Dentre os temas do programa eleitoral do presidente eleito Jair Bolsonaro merece relevo a questão dos combustíveis. Como candidato, manifestou sua orientação política sobre o tema, ao afirmar que, depois da descoberta do pré-sal, "a regulação do petróleo foi orientada pelo estatismo, gerando ineficiências". Seu dedo crítico apontava para a exigência burocrática de conteúdo local, que reduziria a produtividade e a eficiência, além de ter gerado corrupção, sem qualquer impacto positivo para a indústria nacional no longo prazo.
Insurgia-se contra os preços praticados pela Petrobras, que deveriam seguir os mercados internacionais, encontrando-se mecanismos adequados para as flutuações de curto prazo. Ao mesmo tempo, esperava promover a competição no setor de óleo e gás, em benefício dos consumidores, sugerindo que a Petrobras devesse vender parcela substancial de sua capacidade de refino, varejo, transporte e outras atividades onde tenha poder de mercado.
É bom lembrar que o setor é considerado estratégico no âmbito constitucional. E a legislação atual (Lei nº 9.847/99, art. 1º § 1º), quanto ao abastecimento nacional de combustíveis, aí incluída a produção, a distribuição, a revenda de petróleo e seus derivados básicos e produtos, considera, corretamente, essas atividades de utilidade pública, mas não serviço público.
Uma solução de mercado corre risco de ser substituída por regulação administrativa com benefícios incertos
Portanto, sujeitas a regras específicas, relacionadas com o produto e seu fornecimento em todo o território nacional, isto é, destinadas a fazer com que os usuários dos produtos recebam com segurança e facilidade, produtos de boa qualidade, mas não impõe qualquer direcionamento de política econômica das empresas. Nem distribuição nem revenda são atividades sob monopólio, nem sujeitas a outras regras concorrenciais, que não as do livre mercado.
A intervenção do Estado, em nome da concorrência, justifica-se, pois, desde que para evitar a formação arbitrária de assimetrias de poder no mercado ou para reprimir atos abusivos, competência própria do Cade (Conselho Administrativo de Defesa Econômica), o que difere da adoção de políticas de fomento à competição, mais afeita às agencias setoriais.

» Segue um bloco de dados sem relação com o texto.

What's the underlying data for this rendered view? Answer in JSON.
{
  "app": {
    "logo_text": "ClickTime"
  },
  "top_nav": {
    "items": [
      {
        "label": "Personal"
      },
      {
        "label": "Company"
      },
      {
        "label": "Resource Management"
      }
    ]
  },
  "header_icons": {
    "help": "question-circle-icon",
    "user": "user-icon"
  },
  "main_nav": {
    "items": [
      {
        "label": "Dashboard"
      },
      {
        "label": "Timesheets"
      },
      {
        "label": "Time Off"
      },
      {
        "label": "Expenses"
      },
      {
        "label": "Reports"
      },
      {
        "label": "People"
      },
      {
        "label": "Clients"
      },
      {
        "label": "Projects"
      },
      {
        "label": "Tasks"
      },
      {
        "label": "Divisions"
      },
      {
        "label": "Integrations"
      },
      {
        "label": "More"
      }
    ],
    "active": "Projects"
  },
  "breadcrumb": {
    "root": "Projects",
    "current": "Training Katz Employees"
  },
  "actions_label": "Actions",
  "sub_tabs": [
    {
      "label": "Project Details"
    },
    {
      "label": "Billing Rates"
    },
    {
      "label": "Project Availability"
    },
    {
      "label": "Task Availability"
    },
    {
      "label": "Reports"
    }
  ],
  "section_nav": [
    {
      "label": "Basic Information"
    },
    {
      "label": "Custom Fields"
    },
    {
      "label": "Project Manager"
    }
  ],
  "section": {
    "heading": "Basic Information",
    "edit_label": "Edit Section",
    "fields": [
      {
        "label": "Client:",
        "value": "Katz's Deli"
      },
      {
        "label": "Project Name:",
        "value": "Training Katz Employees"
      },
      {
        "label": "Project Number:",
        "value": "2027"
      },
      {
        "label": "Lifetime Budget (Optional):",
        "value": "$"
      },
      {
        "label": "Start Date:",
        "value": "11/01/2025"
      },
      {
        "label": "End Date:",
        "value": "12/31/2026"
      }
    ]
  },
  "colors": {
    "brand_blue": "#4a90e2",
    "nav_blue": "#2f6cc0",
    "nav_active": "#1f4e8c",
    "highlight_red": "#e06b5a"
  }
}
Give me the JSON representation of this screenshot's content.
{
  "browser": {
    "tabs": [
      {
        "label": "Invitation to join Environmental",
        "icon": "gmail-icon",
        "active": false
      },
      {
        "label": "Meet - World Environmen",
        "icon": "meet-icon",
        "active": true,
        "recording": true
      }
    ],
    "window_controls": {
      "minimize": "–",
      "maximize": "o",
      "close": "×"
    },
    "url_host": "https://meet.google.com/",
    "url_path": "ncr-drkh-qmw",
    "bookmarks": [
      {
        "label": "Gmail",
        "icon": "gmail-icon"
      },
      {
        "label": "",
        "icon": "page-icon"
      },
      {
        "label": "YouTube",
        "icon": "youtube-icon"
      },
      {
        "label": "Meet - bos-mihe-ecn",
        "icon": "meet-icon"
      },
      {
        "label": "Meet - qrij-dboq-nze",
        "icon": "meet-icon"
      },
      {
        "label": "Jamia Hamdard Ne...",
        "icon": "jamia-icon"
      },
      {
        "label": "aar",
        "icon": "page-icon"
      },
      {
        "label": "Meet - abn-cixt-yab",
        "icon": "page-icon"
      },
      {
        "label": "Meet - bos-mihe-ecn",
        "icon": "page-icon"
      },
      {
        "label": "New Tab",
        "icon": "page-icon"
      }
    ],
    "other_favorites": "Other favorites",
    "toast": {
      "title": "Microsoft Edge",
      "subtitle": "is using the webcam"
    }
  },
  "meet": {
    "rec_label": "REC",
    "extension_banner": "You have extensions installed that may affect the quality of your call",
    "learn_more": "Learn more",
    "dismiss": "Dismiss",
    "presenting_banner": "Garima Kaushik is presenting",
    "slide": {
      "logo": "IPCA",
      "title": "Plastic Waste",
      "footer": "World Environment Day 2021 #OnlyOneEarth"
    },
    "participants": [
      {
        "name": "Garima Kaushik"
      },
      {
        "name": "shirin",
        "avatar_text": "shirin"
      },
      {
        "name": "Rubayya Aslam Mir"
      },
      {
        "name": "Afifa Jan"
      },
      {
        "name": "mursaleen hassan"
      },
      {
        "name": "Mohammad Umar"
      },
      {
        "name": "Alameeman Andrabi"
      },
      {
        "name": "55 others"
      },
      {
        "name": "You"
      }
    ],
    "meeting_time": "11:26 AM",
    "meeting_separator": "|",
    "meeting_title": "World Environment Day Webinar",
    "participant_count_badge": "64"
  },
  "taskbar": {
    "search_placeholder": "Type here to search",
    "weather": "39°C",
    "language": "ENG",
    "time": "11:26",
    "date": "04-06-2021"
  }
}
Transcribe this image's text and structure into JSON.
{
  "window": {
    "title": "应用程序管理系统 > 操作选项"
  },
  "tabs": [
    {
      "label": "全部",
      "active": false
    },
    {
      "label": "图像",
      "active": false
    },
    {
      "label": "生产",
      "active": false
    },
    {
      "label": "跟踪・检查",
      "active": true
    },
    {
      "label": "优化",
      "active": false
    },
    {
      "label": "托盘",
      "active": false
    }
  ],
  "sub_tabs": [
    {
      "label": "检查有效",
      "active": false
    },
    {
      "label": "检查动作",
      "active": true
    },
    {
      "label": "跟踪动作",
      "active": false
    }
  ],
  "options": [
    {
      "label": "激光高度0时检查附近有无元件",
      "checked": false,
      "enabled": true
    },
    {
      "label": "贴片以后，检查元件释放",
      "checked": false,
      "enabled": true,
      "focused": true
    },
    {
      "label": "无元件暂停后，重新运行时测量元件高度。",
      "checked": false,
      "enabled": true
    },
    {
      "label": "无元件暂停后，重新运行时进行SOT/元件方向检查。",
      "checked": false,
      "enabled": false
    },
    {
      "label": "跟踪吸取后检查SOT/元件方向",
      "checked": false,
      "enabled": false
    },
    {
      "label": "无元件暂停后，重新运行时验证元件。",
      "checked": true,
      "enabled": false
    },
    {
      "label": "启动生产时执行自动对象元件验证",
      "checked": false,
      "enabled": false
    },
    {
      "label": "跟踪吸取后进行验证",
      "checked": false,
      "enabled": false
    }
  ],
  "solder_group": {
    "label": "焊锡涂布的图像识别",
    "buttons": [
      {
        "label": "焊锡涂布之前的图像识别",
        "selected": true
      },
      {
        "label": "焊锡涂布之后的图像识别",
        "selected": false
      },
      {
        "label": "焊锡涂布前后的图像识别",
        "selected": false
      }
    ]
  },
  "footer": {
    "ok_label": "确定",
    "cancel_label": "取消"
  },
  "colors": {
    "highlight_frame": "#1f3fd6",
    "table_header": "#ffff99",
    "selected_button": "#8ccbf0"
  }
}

O alvo crítico do candidato eleito foi a forte presença do Estado no setor. Como programa eleitoral, suas propostas parecem, no entanto, vir na direção inversa de recentes incursões de órgãos como a ANP (Agência Nacional de Petróleo) e o Cade, que, sob a justificativa de lidar com a concorrência, propõem uma reformulação do modelo de negócios pelo qual foram constituídos os mercados de revenda e distribuição de combustíveis nas últimas décadas.
Em recentes manifestações nessa linha, aqueles órgãos propõem, primeiro, desautorizar contratos de exclusividade entre distribuidores e postos, um modelo de contratação que, aliás, viabilizou a consolidação de marcas (as chamadas "bandeiras" dos postos), construindo confiança dos consumidores quanto à qualidade e procedência dos combustíveis. Note-se a diferença entre a legítima competência do Cade em proibir, caso a caso, o contrato de exclusividade, que em um particular mercado de revenda, limite a concorrência, e sua extrapolação, ao buscar determinar, por Resolução geral e abstrata, em convênio com a ANP, que postos com bandeira de determinada distribuidora, adquiram combustíveis de outras procedências.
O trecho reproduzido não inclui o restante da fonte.